Back then in the mid-90s, he moved in upper-class circles, having established himself after art school as a designer to ‘the likes of Lady Swank’. He only got into television because his wife Jackie, a wedding planner, dabbled in TV and her agent was asked if she knew any interior designers. Did he sneer at the idea?
‘Oh yeah, big time. I did a screen test and they came back and said, “We’ve taken the tape to the BBC and they think your name is ridiculous, and this wearing a velvet frock coat business is preposterous and you’re so sneery, you don’t seem to care what people think. So can you start on Monday?”’
Changing Rooms changed more than décor. It opened up a whole new brand of lifestyle shows and made stars of its cast. ‘It was genius,’ he says. ‘They cast it like a Carry On film. Andy was Sid James, I was Kenneth Williams, being “Ooh matron” with the girls. Graham Wynne was very Charles Hawtrey.’
Obviously, what with the leather trousers and the pouting, everyone thought he was gay. Even his wife, whom he met at 19, thought he was gay at first. ‘I took advantage of that.

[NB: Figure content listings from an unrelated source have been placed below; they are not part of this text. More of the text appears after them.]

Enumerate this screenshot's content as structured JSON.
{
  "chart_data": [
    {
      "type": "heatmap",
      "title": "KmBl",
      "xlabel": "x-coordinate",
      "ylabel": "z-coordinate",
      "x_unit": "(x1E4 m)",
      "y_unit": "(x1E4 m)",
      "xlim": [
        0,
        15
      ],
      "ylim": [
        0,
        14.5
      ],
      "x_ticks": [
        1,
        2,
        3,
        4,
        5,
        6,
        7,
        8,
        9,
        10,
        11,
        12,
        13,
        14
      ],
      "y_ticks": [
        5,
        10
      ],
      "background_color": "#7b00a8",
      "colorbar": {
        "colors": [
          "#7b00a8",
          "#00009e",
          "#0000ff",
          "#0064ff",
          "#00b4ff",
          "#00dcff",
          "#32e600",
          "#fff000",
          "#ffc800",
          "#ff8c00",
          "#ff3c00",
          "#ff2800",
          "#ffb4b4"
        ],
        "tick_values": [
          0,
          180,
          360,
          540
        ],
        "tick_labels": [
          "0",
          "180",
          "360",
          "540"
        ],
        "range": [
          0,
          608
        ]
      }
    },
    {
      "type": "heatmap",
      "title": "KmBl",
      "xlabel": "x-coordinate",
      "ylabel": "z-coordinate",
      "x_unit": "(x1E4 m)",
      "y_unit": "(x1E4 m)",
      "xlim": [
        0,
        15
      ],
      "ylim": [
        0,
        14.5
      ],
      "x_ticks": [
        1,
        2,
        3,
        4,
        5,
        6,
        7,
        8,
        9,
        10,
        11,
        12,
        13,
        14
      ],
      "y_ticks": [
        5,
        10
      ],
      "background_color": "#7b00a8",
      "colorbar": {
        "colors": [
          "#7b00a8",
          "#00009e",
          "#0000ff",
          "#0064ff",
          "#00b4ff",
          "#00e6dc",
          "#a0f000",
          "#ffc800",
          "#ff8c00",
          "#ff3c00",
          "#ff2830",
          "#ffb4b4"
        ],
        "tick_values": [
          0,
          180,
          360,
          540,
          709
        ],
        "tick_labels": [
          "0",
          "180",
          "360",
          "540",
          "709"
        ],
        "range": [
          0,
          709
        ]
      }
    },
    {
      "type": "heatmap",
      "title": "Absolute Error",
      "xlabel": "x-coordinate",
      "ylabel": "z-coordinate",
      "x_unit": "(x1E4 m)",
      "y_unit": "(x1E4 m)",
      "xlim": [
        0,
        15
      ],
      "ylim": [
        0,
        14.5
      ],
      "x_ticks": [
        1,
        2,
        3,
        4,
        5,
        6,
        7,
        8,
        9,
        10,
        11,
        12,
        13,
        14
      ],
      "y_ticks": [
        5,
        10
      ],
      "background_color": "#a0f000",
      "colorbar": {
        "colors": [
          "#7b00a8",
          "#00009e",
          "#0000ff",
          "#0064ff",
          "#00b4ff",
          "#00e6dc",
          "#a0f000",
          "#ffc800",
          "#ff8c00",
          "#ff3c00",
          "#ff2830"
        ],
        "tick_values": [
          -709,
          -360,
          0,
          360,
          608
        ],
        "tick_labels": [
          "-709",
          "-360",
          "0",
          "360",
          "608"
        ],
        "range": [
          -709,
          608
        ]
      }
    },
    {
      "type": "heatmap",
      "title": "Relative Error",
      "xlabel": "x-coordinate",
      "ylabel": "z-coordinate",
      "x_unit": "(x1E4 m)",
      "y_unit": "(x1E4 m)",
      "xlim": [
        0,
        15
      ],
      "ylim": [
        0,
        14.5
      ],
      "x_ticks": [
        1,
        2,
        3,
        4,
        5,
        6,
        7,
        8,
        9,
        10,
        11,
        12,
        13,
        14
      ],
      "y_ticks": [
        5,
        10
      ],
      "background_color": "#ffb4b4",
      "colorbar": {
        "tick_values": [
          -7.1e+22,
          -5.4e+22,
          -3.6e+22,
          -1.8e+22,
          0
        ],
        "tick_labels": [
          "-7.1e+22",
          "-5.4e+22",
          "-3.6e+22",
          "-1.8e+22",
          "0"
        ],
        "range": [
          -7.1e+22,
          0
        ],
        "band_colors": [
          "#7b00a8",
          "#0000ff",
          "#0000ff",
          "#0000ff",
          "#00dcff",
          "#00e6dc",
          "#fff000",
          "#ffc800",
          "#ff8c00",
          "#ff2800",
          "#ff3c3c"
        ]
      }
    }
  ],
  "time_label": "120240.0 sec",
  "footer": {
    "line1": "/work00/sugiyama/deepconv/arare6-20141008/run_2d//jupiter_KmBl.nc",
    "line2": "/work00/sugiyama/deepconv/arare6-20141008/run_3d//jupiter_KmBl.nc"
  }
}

I seem to remember I took advantage several times that evening.’ The pair have been through lean times before in their 26 years of marriage, particularly when his well-heeled and very private clients fled as his fame grew.
‘I had a terrible time the first year of Changing Rooms. We had 10 million viewers, the paparazzi were going through our bins but we were paid virtually nothing. I remember sitting in the kitchen with Jackie, and it was like a Victorian painting, with a starving child on the floor, wondering what on earth we were going to do. It was Jackie who suggested talking to BQ and John Lewis and getting a wallpaper licence. No one had really done that then.’

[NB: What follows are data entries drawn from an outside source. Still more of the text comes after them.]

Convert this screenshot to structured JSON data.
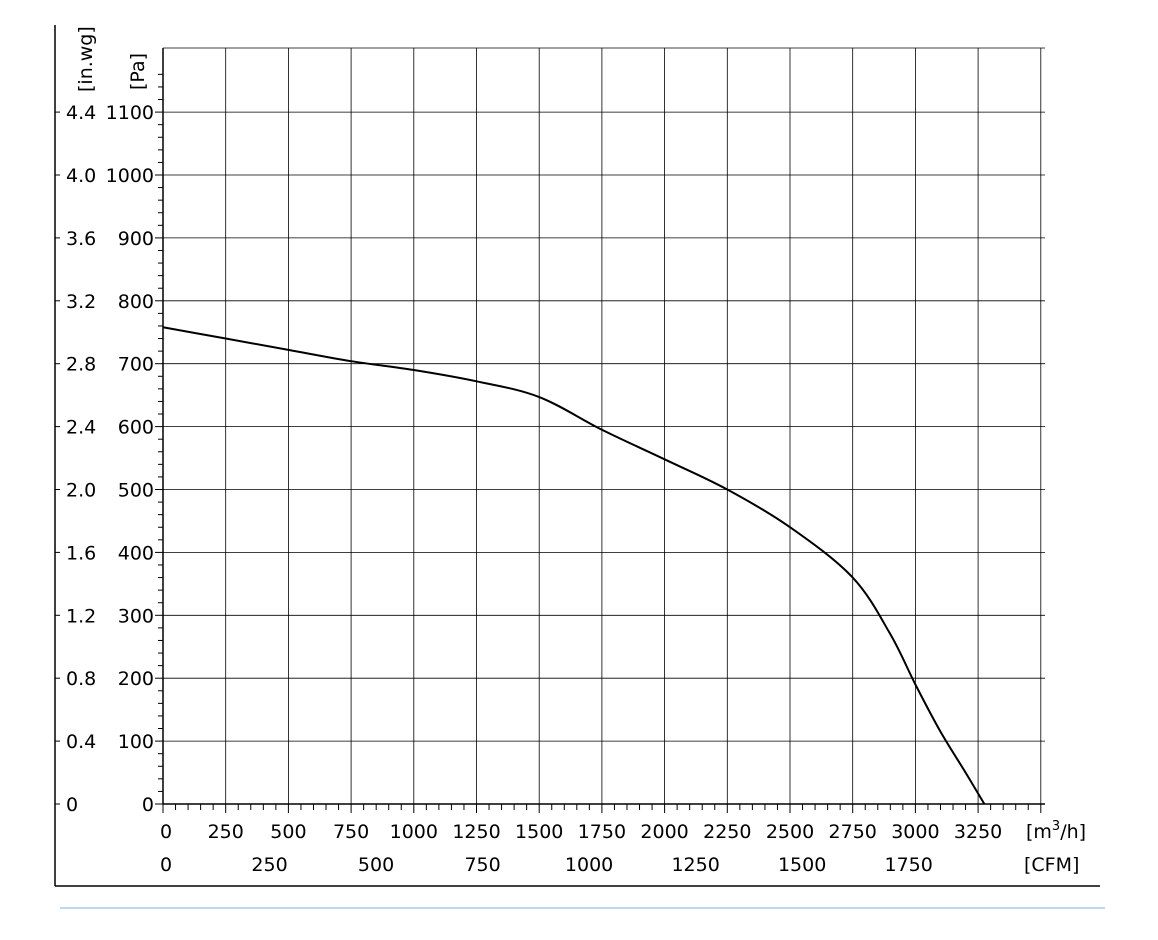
{
  "chart_data": {
    "type": "line",
    "title": "",
    "x_axis_primary": {
      "unit": "[m³/h]",
      "ticks": [
        "0",
        "250",
        "500",
        "750",
        "1000",
        "1250",
        "1500",
        "1750",
        "2000",
        "2250",
        "2500",
        "2750",
        "3000",
        "3250"
      ],
      "range": [
        0,
        3500
      ]
    },
    "x_axis_secondary": {
      "unit": "[CFM]",
      "ticks": [
        "0",
        "250",
        "500",
        "750",
        "1000",
        "1250",
        "1500",
        "1750"
      ]
    },
    "y_axis_primary": {
      "unit": "[Pa]",
      "ticks": [
        "0",
        "100",
        "200",
        "300",
        "400",
        "500",
        "600",
        "700",
        "800",
        "900",
        "1000",
        "1100"
      ],
      "range": [
        0,
        1100
      ]
    },
    "y_axis_secondary": {
      "unit": "[in.wg]",
      "ticks": [
        "0",
        "0.4",
        "0.8",
        "1.2",
        "1.6",
        "2.0",
        "2.4",
        "2.8",
        "3.2",
        "3.6",
        "4.0",
        "4.4"
      ]
    },
    "grid": true,
    "series": [
      {
        "x": [
          0,
          250,
          500,
          750,
          1000,
          1250,
          1500,
          1750,
          2000,
          2250,
          2500,
          2750,
          2900,
          3000,
          3100,
          3200,
          3275
        ],
        "y": [
          758,
          740,
          722,
          704,
          690,
          672,
          647,
          595,
          548,
          500,
          440,
          360,
          270,
          190,
          115,
          50,
          0
        ]
      }
    ]
  }
}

Their daughters, Hermione, 17, and Cecile, 20, might think their dad’s most recent career move, into undies, is a mid-life crisis, but do they see him as an embarrassment?
‘Well, teenagers always get embarrassed when their 50-year-old dad draws attention to himself, but the fact is I’ve been doing that for a long time, and arguably it’s the thing that has paid their school fees, and put shoes on their feet. Shoes from Prada, I might add.’
Still, as he gets up to go, with another swoosh of the hair and a flourish of the cape (I jest; but it does feel like that), he says it could be worse. ‘At least I don’t wear shorts,’ he points out. ‘That would be awful for them.’
Laurence Llewelyn-Bowen: Cracking China, 13 July, 9pm, BBC2.